Other media parrot similar misinformation * news reporters were 10
times more likely to label the Vail sabotage terrorism than the
assassination of a Buffalo, N.Y., physician, who was apparently
killed because he performed abortions (Fairness and Accuracy in
Reporting’s EXTRA update, December 1998). The latter was intended
to take a human life and to create a climate of fear among doctors,
while the former crime targeted property. The reader can decide
which is terrorism.
Who is driving this
deception? Industry figureheads actively shape media reporting. For
example, Ron Arnold was widely cited (ABC World News Tonight,
10/22/98; New York Times, 10/24/98) regarding
the Vail incident, and he is fond of labeling a wide range of
activities as “terrorism,” including peaceful sit-ins. These
outlets did not acknowledge his connections to extractive
industries. He is a former spokesperson for Dow and Union Carbide,
and his current group (Center for the Defense of Free Enterprise)

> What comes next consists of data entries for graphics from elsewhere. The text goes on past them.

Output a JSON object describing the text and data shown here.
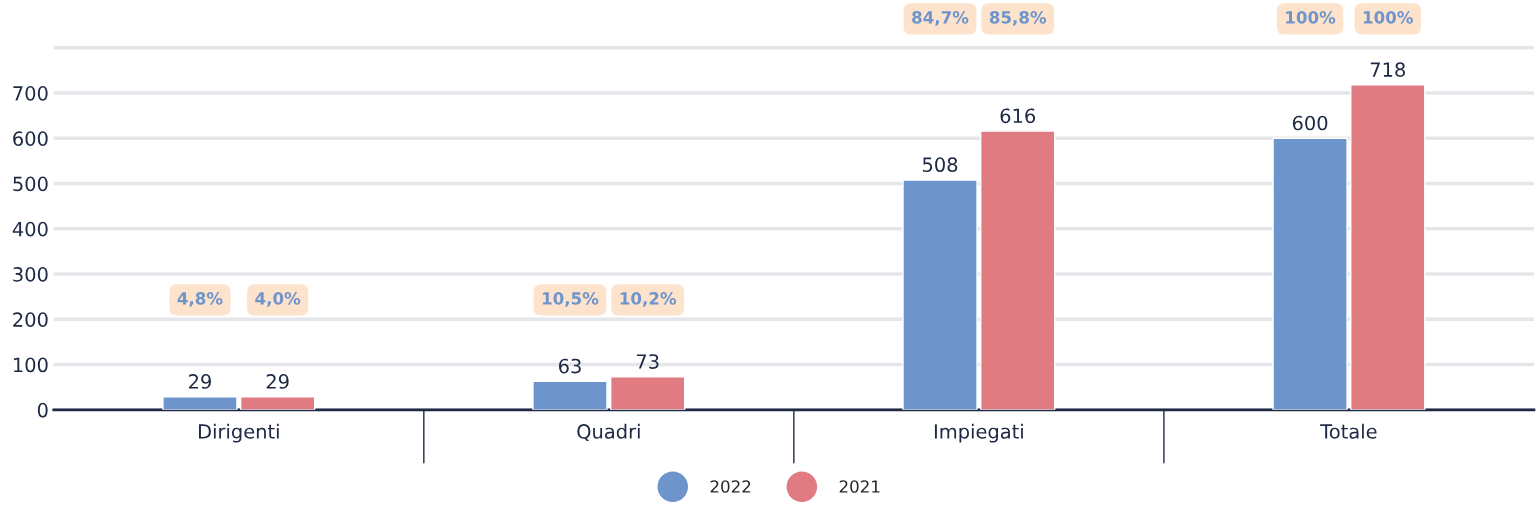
{
  "chart_data": {
    "type": "bar",
    "categories": [
      "Dirigenti",
      "Quadri",
      "Impiegati",
      "Totale"
    ],
    "series": [
      {
        "name": "2022",
        "color": "#6e94cc",
        "values": [
          29,
          63,
          508,
          600
        ]
      },
      {
        "name": "2021",
        "color": "#e07b82",
        "values": [
          29,
          73,
          616,
          718
        ]
      }
    ],
    "ylim": [
      0,
      900
    ],
    "yticks": [
      0,
      100,
      200,
      300,
      400,
      500,
      600,
      700,
      {
        "value": 800,
        "label": null
      }
    ],
    "grid": "y",
    "legend": "bottom",
    "data_labels": true,
    "annotations": [
      "4,8%",
      "4,0%",
      "10,5%",
      "10,2%",
      "84,7%",
      "85,8%",
      "100%",
      "100%"
    ]
  }
}
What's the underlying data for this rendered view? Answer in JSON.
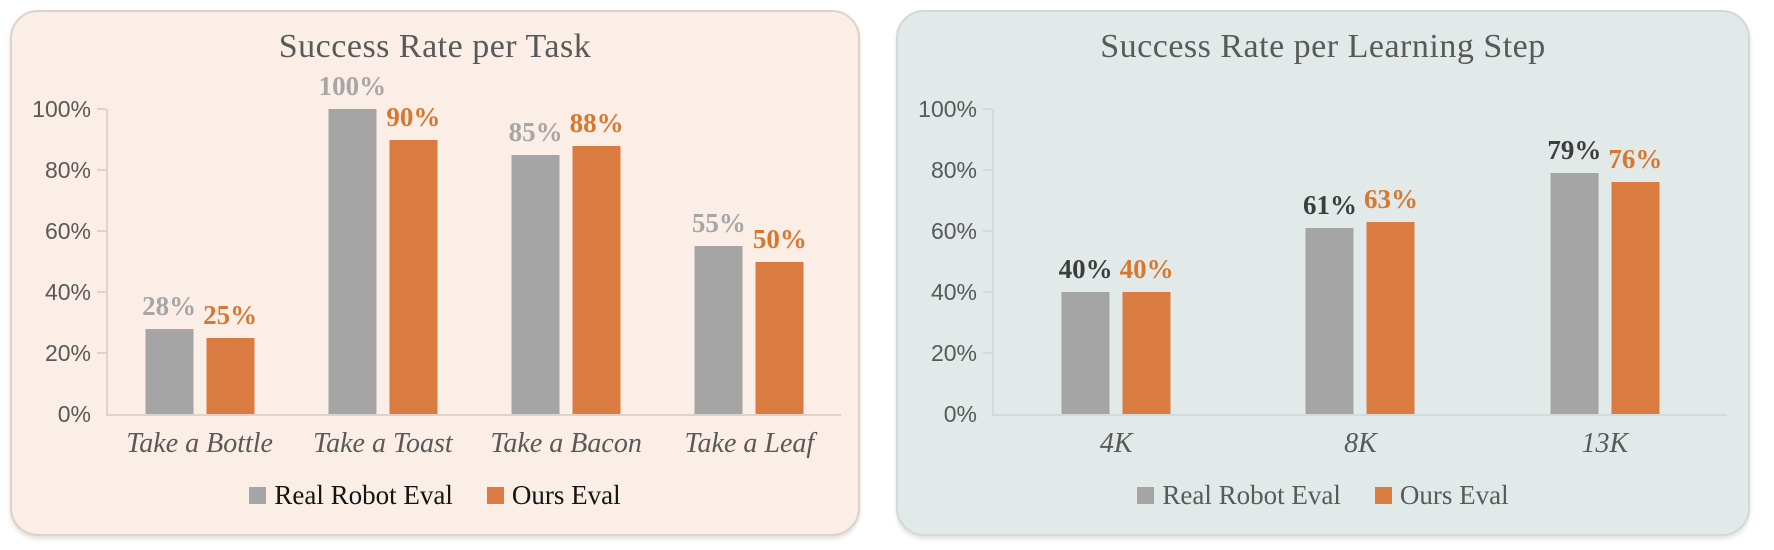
{
  "chart_data": [
    {
      "type": "bar",
      "title": "Success Rate per Task",
      "categories": [
        "Take a Bottle",
        "Take a Toast",
        "Take a Bacon",
        "Take a Leaf"
      ],
      "series": [
        {
          "name": "Real Robot Eval",
          "values": [
            28,
            100,
            85,
            55
          ],
          "labels": [
            "28%",
            "100%",
            "85%",
            "55%"
          ],
          "color": "#a5a5a5",
          "label_color": "#a6a6a6"
        },
        {
          "name": "Ours Eval",
          "values": [
            25,
            90,
            88,
            50
          ],
          "labels": [
            "25%",
            "90%",
            "88%",
            "50%"
          ],
          "color": "#da7b41",
          "label_color": "#d8772f"
        }
      ],
      "xlabel": "",
      "ylabel": "",
      "ylim": [
        0,
        100
      ],
      "yticks": [
        "0%",
        "20%",
        "40%",
        "60%",
        "80%",
        "100%"
      ],
      "grid": false,
      "legend_position": "bottom",
      "panel_background": "#faeee6",
      "panel_border": "#ddd2c8",
      "axis_color": "#ddd3cb",
      "title_color": "#595959",
      "tick_text_color": "#595959",
      "category_text_color": "#595959",
      "legend_text_color": "#141414"
    },
    {
      "type": "bar",
      "title": "Success Rate per Learning Step",
      "categories": [
        "4K",
        "8K",
        "13K"
      ],
      "series": [
        {
          "name": "Real Robot Eval",
          "values": [
            40,
            61,
            79
          ],
          "labels": [
            "40%",
            "61%",
            "79%"
          ],
          "color": "#a5a5a5",
          "label_color": "#3d3d3d"
        },
        {
          "name": "Ours Eval",
          "values": [
            40,
            63,
            76
          ],
          "labels": [
            "40%",
            "63%",
            "76%"
          ],
          "color": "#da7b41",
          "label_color": "#d8772f"
        }
      ],
      "xlabel": "",
      "ylabel": "",
      "ylim": [
        0,
        100
      ],
      "yticks": [
        "0%",
        "20%",
        "40%",
        "60%",
        "80%",
        "100%"
      ],
      "grid": false,
      "legend_position": "bottom",
      "panel_background": "#e1eae9",
      "panel_border": "#d2d9d8",
      "axis_color": "#d3dbda",
      "title_color": "#595959",
      "tick_text_color": "#595959",
      "category_text_color": "#595959",
      "legend_text_color": "#595959"
    }
  ]
}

was started with money from Exxon, DuPont, Georgia Pacific and
Boise Cascade. He characterized his approach to the environmental
movement in the following way: “We’re out to kill the fuckers.
We’re simply trying to eliminate them. Our goal is to eliminate
environmentalism once and for all” (Common Ground, Fall/1992 –
cited in Fairness and Accuracy in Reporting’s EXTRA update,
December 1998).
Let’s end media complicity with
industry propaganda, and focus our attention on the violent attacks
on innocent civilians perpetrated by actual
terrorists.
Steven
Barger
Flagstaff, Arizona
This article appeared in the print edition of the magazine with the headline Sabotage isn’t terrorism.